The first law required a woman seeking an abortion to have an ultrasound at least an hour before the procedure and listen to a description of her baby. The second law restricted the use of abortifacient drugs and required doctors to examine women before handing out prescriptions.
The court ruled the ultrasound law, passed in 2010, violated the 1992 U.S. Supreme Court decision in Planned Parenthood v. Casey. In that case, the justices ruled states could not enact laws with the intent to restrict access to abortion, unless the regulations furthered the mother’s health and safety.
Oklahoma Attorney General Scott Pruitt, who defended the law, believes the state court misinterpreted the 1992 ruling.
"We disagree with the court's decision, particularly with the fact that the question on whether Oklahoma's Constitution provides a right to an abortion was left unanswered," he said in a statement.
Tony Lauinger, chairman of Oklahomans for Life, also believes the state Supreme Court misinterpreted the earlier decision. The law provides a level of informed consent for women seeking abortions, something the federal decision permits, he said: "The ultrasound law does not prohibit abortion. It regulates abortion."
Pruitt may appeal the case to the U.S. Supreme Court.

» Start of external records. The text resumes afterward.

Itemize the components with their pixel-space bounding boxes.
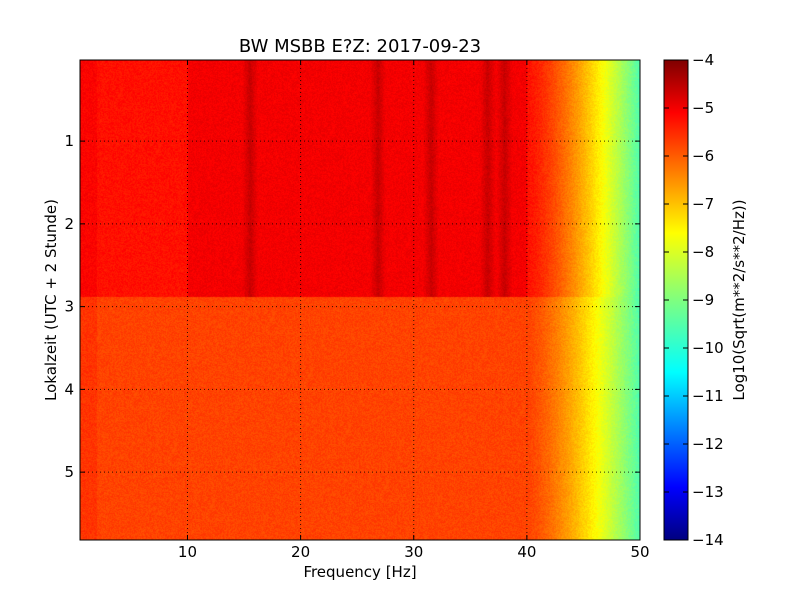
x-tick-label: 10 [178, 543, 197, 561]
x-axis-label: Frequency [Hz] [303, 563, 416, 581]
grid-lines [80, 60, 640, 540]
colorbar: −4 −5 −6 −7 −8 −9 −10 −11 −12 −13 −14 Log10(Sqrt(m… [663, 51, 748, 549]
colorbar-tick-label: −4 [692, 51, 714, 69]
colorbar-ticks: −4 −5 −6 −7 −8 −9 −10 −11 −12 −13 −14 [664, 51, 724, 549]
x-axis-ticks: 10 20 30 40 50 [178, 60, 650, 561]
chart-title: BW MSBB E?Z: 2017-09-23 [239, 36, 481, 57]
y-tick-label: 4 [64, 380, 74, 398]
colorbar-tick-label: −11 [692, 387, 724, 405]
colorbar-tick-label: −5 [692, 99, 714, 117]
y-axis-label: Lokalzeit (UTC + 2 Stunde) [42, 199, 60, 401]
y-tick-label: 1 [64, 132, 74, 150]
heatmap-area [80, 60, 640, 540]
x-tick-label: 50 [630, 543, 649, 561]
x-tick-label: 40 [517, 543, 536, 561]
colorbar-tick-label: −13 [692, 483, 724, 501]
heatmap-image [80, 60, 640, 540]
y-tick-label: 3 [64, 298, 74, 316]
colorbar-tick-label: −8 [692, 243, 714, 261]
plot-frame [79, 59, 641, 541]
x-tick-label: 20 [291, 543, 310, 561]
colorbar-tick-label: −7 [692, 195, 714, 213]
x-tick-label: 30 [404, 543, 423, 561]
y-axis-ticks: 1 2 3 4 5 [64, 132, 640, 481]
colorbar-tick-label: −9 [692, 291, 714, 309]
colorbar-tick-label: −12 [692, 435, 724, 453]
y-tick-label: 5 [64, 463, 74, 481]
y-tick-label: 2 [64, 215, 74, 233]
colorbar-tick-label: −10 [692, 339, 724, 357]
colorbar-tick-label: −14 [692, 531, 724, 549]
colorbar-label: Log10(Sqrt(m**2/s**2/Hz)) [730, 199, 748, 400]
colorbar-tick-label: −6 [692, 147, 714, 165]
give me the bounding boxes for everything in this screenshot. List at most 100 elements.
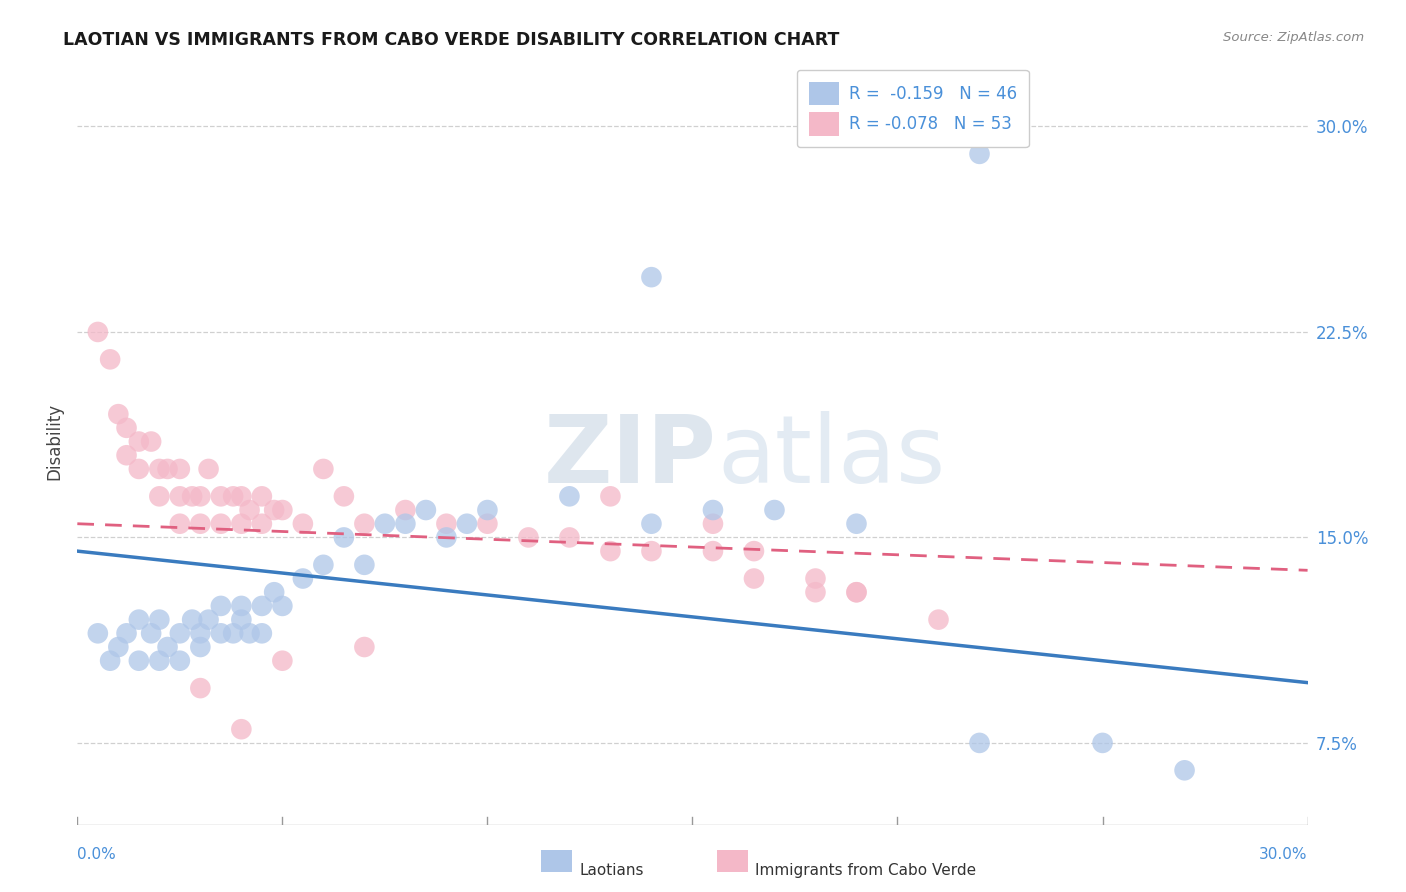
Point <box>312 462 335 476</box>
Point <box>148 489 170 503</box>
Point <box>333 489 356 503</box>
Point <box>1091 736 1114 750</box>
Text: 0.0%: 0.0% <box>77 847 117 862</box>
Point <box>291 516 314 531</box>
Point <box>804 572 827 586</box>
Point <box>333 530 356 544</box>
Point <box>845 516 868 531</box>
Point <box>353 516 375 531</box>
Point <box>222 626 245 640</box>
Point <box>209 489 232 503</box>
Point <box>141 434 163 449</box>
Point <box>197 462 219 476</box>
Text: ZIP: ZIP <box>544 411 717 503</box>
Point <box>128 613 150 627</box>
Y-axis label: Disability: Disability <box>45 403 63 480</box>
Point <box>231 599 253 613</box>
Point <box>231 723 253 737</box>
Point <box>107 640 129 654</box>
Point <box>169 462 191 476</box>
Point <box>250 626 273 640</box>
Point <box>599 544 621 558</box>
Point <box>197 613 219 627</box>
Point <box>312 558 335 572</box>
Point <box>804 585 827 599</box>
Point <box>436 530 458 544</box>
Point <box>231 613 253 627</box>
Point <box>188 516 212 531</box>
Point <box>558 489 581 503</box>
Point <box>115 626 138 640</box>
Point <box>156 640 179 654</box>
Point <box>239 626 262 640</box>
Legend: R =  -0.159   N = 46, R = -0.078   N = 53: R = -0.159 N = 46, R = -0.078 N = 53 <box>797 70 1029 147</box>
Point <box>845 585 868 599</box>
Point <box>517 530 540 544</box>
Point <box>169 654 191 668</box>
Point <box>599 489 621 503</box>
Point <box>98 352 121 367</box>
Point <box>107 407 129 421</box>
Point <box>374 516 396 531</box>
Point <box>87 626 110 640</box>
Point <box>263 503 285 517</box>
Point <box>415 503 437 517</box>
Point <box>640 270 662 285</box>
Text: Source: ZipAtlas.com: Source: ZipAtlas.com <box>1223 31 1364 45</box>
Point <box>128 434 150 449</box>
Point <box>250 516 273 531</box>
Point <box>115 448 138 462</box>
Point <box>928 613 950 627</box>
Point <box>222 489 245 503</box>
Point <box>231 489 253 503</box>
Point <box>87 325 110 339</box>
Point <box>845 585 868 599</box>
Point <box>763 503 786 517</box>
Point <box>141 626 163 640</box>
Point <box>115 421 138 435</box>
Text: Laotians: Laotians <box>579 863 644 878</box>
Point <box>702 503 724 517</box>
Point <box>1174 764 1197 778</box>
Point <box>209 516 232 531</box>
Point <box>271 503 294 517</box>
Point <box>742 544 765 558</box>
Point <box>128 462 150 476</box>
Point <box>742 572 765 586</box>
Point <box>353 640 375 654</box>
Point <box>969 146 991 161</box>
Point <box>169 489 191 503</box>
Point <box>209 599 232 613</box>
Point <box>263 585 285 599</box>
Point <box>209 626 232 640</box>
Point <box>188 681 212 695</box>
Point <box>169 626 191 640</box>
Text: 30.0%: 30.0% <box>1260 847 1308 862</box>
Point <box>291 572 314 586</box>
Point <box>181 613 204 627</box>
Point <box>477 503 499 517</box>
Point <box>188 626 212 640</box>
Point <box>353 558 375 572</box>
Point <box>148 613 170 627</box>
Point <box>148 462 170 476</box>
Point <box>702 516 724 531</box>
Point <box>456 516 478 531</box>
Point <box>271 599 294 613</box>
Point <box>250 599 273 613</box>
Point <box>394 516 416 531</box>
Point <box>640 544 662 558</box>
Text: Immigrants from Cabo Verde: Immigrants from Cabo Verde <box>755 863 976 878</box>
Point <box>169 516 191 531</box>
Point <box>181 489 204 503</box>
Point <box>250 489 273 503</box>
Point <box>477 516 499 531</box>
Point <box>231 516 253 531</box>
Point <box>436 516 458 531</box>
Point <box>271 654 294 668</box>
Point <box>148 654 170 668</box>
Point <box>128 654 150 668</box>
Point <box>239 503 262 517</box>
Point <box>98 654 121 668</box>
Point <box>156 462 179 476</box>
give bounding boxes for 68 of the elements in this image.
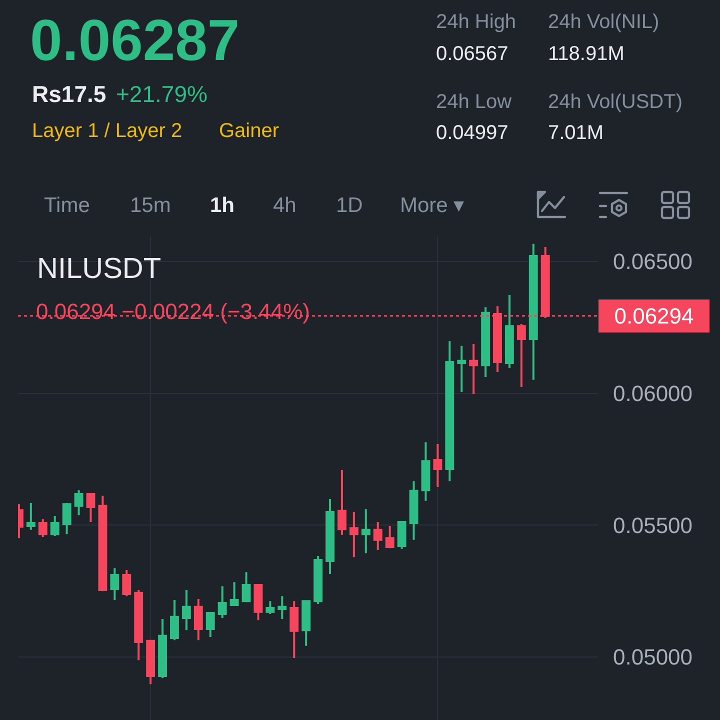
candlestick xyxy=(266,600,275,616)
candlestick xyxy=(373,521,382,551)
candlestick xyxy=(409,480,418,541)
candlestick xyxy=(158,618,167,680)
y-tick-label: 0.06000 xyxy=(613,381,693,406)
candlestick xyxy=(481,306,490,378)
text: +21.79% xyxy=(116,81,208,107)
candlestick xyxy=(50,514,60,537)
text: 4h xyxy=(273,194,296,217)
text: 1D xyxy=(336,194,363,217)
candlestick xyxy=(134,589,144,662)
text: 0.06287 xyxy=(30,8,240,73)
candlestick xyxy=(254,582,263,622)
candlestick xyxy=(98,494,108,592)
candlestick xyxy=(206,612,215,638)
text: NILUSDT xyxy=(37,253,162,286)
text: 24h Vol(NIL) xyxy=(548,11,660,33)
candlestick xyxy=(290,600,299,660)
candlestick xyxy=(194,598,203,642)
candlestick xyxy=(110,567,120,602)
candlestick xyxy=(433,442,442,488)
candlestick xyxy=(74,489,84,516)
candlestick xyxy=(361,508,370,554)
text: Time xyxy=(44,194,90,217)
text: 0.04997 xyxy=(436,122,508,144)
text: 24h Vol(USDT) xyxy=(548,91,682,113)
candlestick xyxy=(445,340,454,482)
candlestick xyxy=(38,518,48,538)
candlestick xyxy=(397,520,406,550)
text: Gainer xyxy=(219,120,280,142)
candlestick xyxy=(326,498,334,575)
text: 15m xyxy=(130,194,171,217)
candlestick xyxy=(504,294,514,370)
candlestick xyxy=(469,343,478,396)
candlestick xyxy=(278,595,287,620)
text: Layer 1 / Layer 2 xyxy=(32,120,182,142)
text: 24h Low xyxy=(436,91,512,113)
candlestick xyxy=(230,581,239,606)
candlestick xyxy=(62,502,72,536)
candlestick xyxy=(146,639,156,686)
candlestick xyxy=(26,502,36,531)
candlestick xyxy=(528,242,538,381)
y-tick-label: 0.05500 xyxy=(613,512,693,538)
candlestick xyxy=(122,568,132,598)
ref-line-label: 0.06294 xyxy=(614,304,694,328)
y-tick-label: 0.06500 xyxy=(613,249,693,274)
candlestick xyxy=(349,510,358,558)
text: More ▾ xyxy=(400,194,465,217)
candlestick xyxy=(302,600,311,647)
candlestick xyxy=(218,585,227,619)
candlestick xyxy=(182,589,191,632)
text: 0.06567 xyxy=(436,43,508,65)
candlestick xyxy=(385,524,394,550)
text: Rs17.5 xyxy=(32,81,106,107)
text: 24h High xyxy=(436,11,516,33)
text: 7.01M xyxy=(548,122,604,144)
candlestick xyxy=(421,441,430,502)
candlestick xyxy=(516,323,526,388)
candlestick xyxy=(338,469,346,536)
candlestick xyxy=(170,599,179,642)
candlestick xyxy=(314,555,323,605)
candlestick xyxy=(457,344,466,394)
candlestick xyxy=(86,493,96,523)
y-tick-label: 0.05000 xyxy=(613,644,693,670)
annotation: 0.06294 −0.00224 (−3.44%) xyxy=(36,299,310,324)
text: 118.91M xyxy=(548,43,624,65)
candlestick xyxy=(242,571,251,602)
text: 1h xyxy=(210,194,235,217)
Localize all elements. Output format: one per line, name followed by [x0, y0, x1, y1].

The other law struck down by the state Supreme Court required doctors to follow strict guidelines authorized by the U.S. Food and Drug Administration for abortifacient drugs. It prohibited them from changing a recommended dosage or prescribing the drugs for symptoms other than they were initially approved for. It also required doctors to examine women before writing prescriptions and schedule follow-up appointments.
This is the second time this year the Oklahoma Supreme Court has struck down abortion regulations. In October, the justices halted efforts to give babies personhood rights. It also cited Planned Parenthood v. Casey in that decision. The U.S. Supreme Court refused to take up the case on appeal.